A grande inquietação de uma mãe, ao contrário do que se imagina, não é saber se ela dará conta de trocar as fraldas, se o choro do filho é de febre ou de fome, se ela está sendo severa ou molenga demais ou se o filho se sente suficientemente amado. Isso, ao vivo, a mãe resolve. Quando ele é bebezinho ou ainda tão pequeno que não consegue resolver na-da — nem comer — sem a sua ajuda, a mãe tem seus questionamentos, mas ao mesmo tempo é preenchida por uma alegria descomunal, porque ele está lá, numa continuidade de seu ventre, naquela ligação mágica, milagrosa e intraduzível.
Toda mãe sabe que os problemas realmente começam quando ele parte para tomar, sozinho, a condução para a escola ou quando vai dormir na casa dos amiguinhos. É o primeiro indício do que há de mais óbvio — e cruel — na criação de um filho: que ele pertence não a ela, mas ao mundo.
Ninguém saberá mais do que ela – nem ele próprio – o que é melhor para o filho. Ninguém o amará mais do que sua mãe, ou lhe desejará mais alegrias do que ela. Se alguém, por ventura, atirar em sua direção, quem terá o impulso de se jogar na frente senão sua mãe? E pode aparecer qualquer mocinha apaixonada que o amor dela jamais chegará aos pés do seu. Mas, um dia, ele preferirá a companhia dela à sua, e isso vai matá-la por dentro.
O maior desafio daquela que o ensinou a dar os primeiros passos é justamente deixá-lo caminhar sozinho. E, na primeira noitada em que ele não telefonar para dizer onde está, a que horas chegou e com quem está andando, ela sentirá uma dor dilacerante, uma preocupação que nunca teve, nem consigo própria – até porque ela se garante, mas seu bebê não. Custa-lhe telefonar de cinco em cinco minutos para dizer se comeu direito, se está triste ou feliz, se gostou do filme que acabou de ver no cinema? Uma mãe deveria ser atualizada, via aplicativo de iPad, dos mínimos passos e estados de espírito do filho; só assim ela ficaria relativamente em paz.

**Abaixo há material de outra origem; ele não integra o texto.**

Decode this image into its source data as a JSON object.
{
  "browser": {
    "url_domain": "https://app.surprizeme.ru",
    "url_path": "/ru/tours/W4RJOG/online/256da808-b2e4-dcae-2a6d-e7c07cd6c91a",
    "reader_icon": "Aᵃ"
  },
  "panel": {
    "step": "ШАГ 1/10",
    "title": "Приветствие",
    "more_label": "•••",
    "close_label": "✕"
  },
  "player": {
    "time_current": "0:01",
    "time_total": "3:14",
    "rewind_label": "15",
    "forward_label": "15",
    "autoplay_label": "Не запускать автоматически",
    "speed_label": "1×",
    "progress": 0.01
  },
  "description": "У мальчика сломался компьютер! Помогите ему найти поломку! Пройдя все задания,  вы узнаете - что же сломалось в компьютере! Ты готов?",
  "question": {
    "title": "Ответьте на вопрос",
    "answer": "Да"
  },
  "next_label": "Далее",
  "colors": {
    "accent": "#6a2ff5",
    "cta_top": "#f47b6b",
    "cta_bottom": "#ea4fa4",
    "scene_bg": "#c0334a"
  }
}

Isso vale para qualquer tipo de mãe, da mais extremada à mais independente, que gosta de dizer aos quatro ventos que o Dia das Mães não lhe importa, que é uma data como outra qualquer e que nem pensem em vir almoçar neste domingo porque ela marcou uma aula de dança. Na semana passada, num almoço entre amigas, uma delas avisou à mesa que pretende firmemente colocar um chip em seus filhos para localizá-los a qualquer hora assim que a engenhoca for permitida — isso, claro, com a anuência deles. Essa ideia ingênua causou espécie nos presentes, que riram da doce ilusão dessa mãe.
Um dia, alguém virará para ela e dirá o quanto seu filho é inteligente, gentil, educado e amado por todos. Ela quase desmaiará de surpresa e emoção e só então saberá o que é a tal da felicidade.
A angústia de saber se você é ou não boa mãe não é uma questão de ego, mas a preocupação com o futuro do ser mais amado do universo. Afinal, o grande medo da humanidade é o futuro e, no caso de uma mãe, esse medo vem em dobro, porque ela teme pelo futuro de duas pessoas — o dela e o do filho (mais o dele do que o dela). Se algum dia ela lhe faltar, o que será dele?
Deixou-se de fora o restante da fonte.